In het licht van deze vooropstelling stelt het hof vast dat in de onderliggende strafzaak de navolgende voorwerpen verbeurd zijn verklaard die kunnen worden aangemerkt als opbrengsten van het strafbare feit “witwassen”:
nr. 104: 1 Personenauto, FIAT 500, goednr. 523715: met kenteken [kenteken 1]
nr. 105: 1 Personenauto, Volkswagen Golf, goednr. 52316: met kenteken [kenteken 2]
nr. 112: euro 262.027,-, ibn 27-03-2013, goednr. 523800
nr. 113: euro 10.000, goednr. 531987, ibg 06-05-2013
Het hof is van oordeel dat in verband met het reparatoire karakter van de ontnemingsmaatregel, de waarde van voormelde voorwerpen in mindering dient te worden gebracht op de aan de betrokkene op te leggen betalingsverplichting.

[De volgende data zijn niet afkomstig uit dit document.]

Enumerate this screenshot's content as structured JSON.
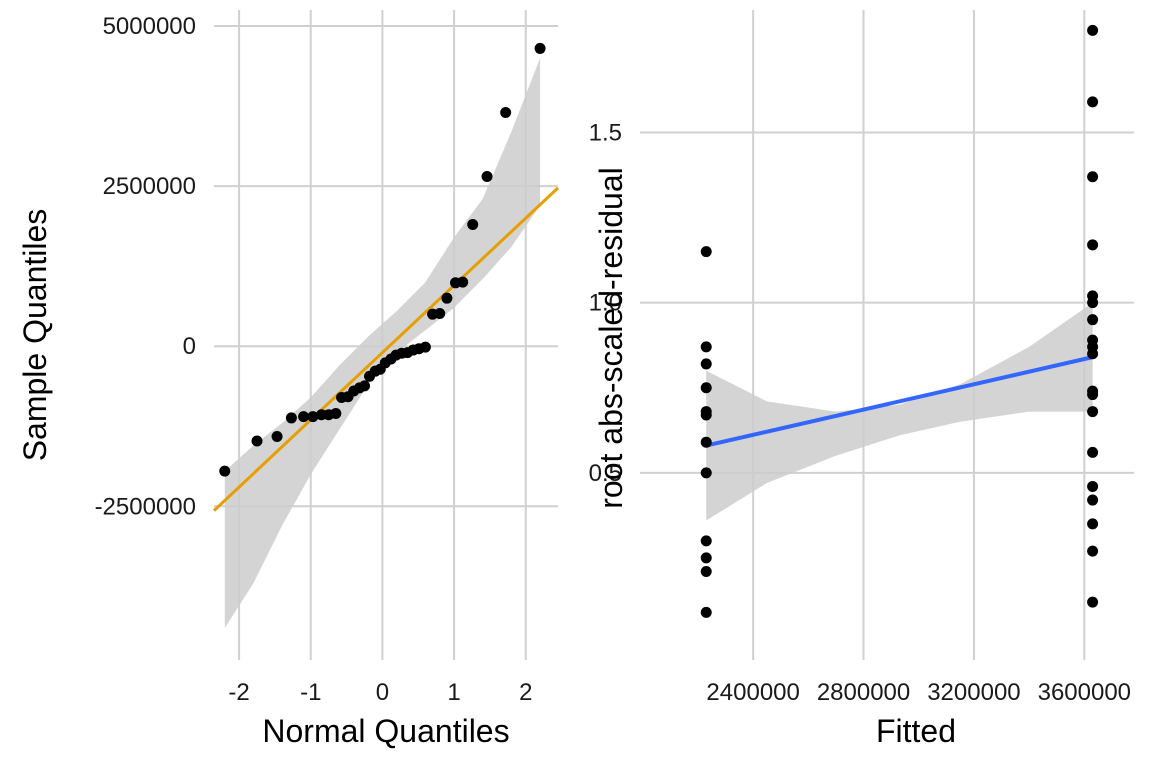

Ten aanzien van de verbeurdverklaarde voertuigen geldt daarbij het uitgangspunt dat de rechter de waarde van de verbeurdverklaarde voertuigen ten tijde van de inbeslagneming onder betrokkene zal dienen te schatten. Deze waarde belichaamt immers het voordeel dat reeds door de verbeurdverklaring aan de betrokkene is ontnomen. Deze waardebepaling heeft een overwegend feitelijk karakter.
(…)
Resumé
Het vorenstaande impliceert dat het hof aan betrokkene een betalingsverplichting zal opleggen van:
€ 638.051,-
€ 262.027,- (-/-)
€ 10.000,- (-/-)
€ 13.500,- (-/-)
€ 37.000,- (-/-)
€ 315.524,-.”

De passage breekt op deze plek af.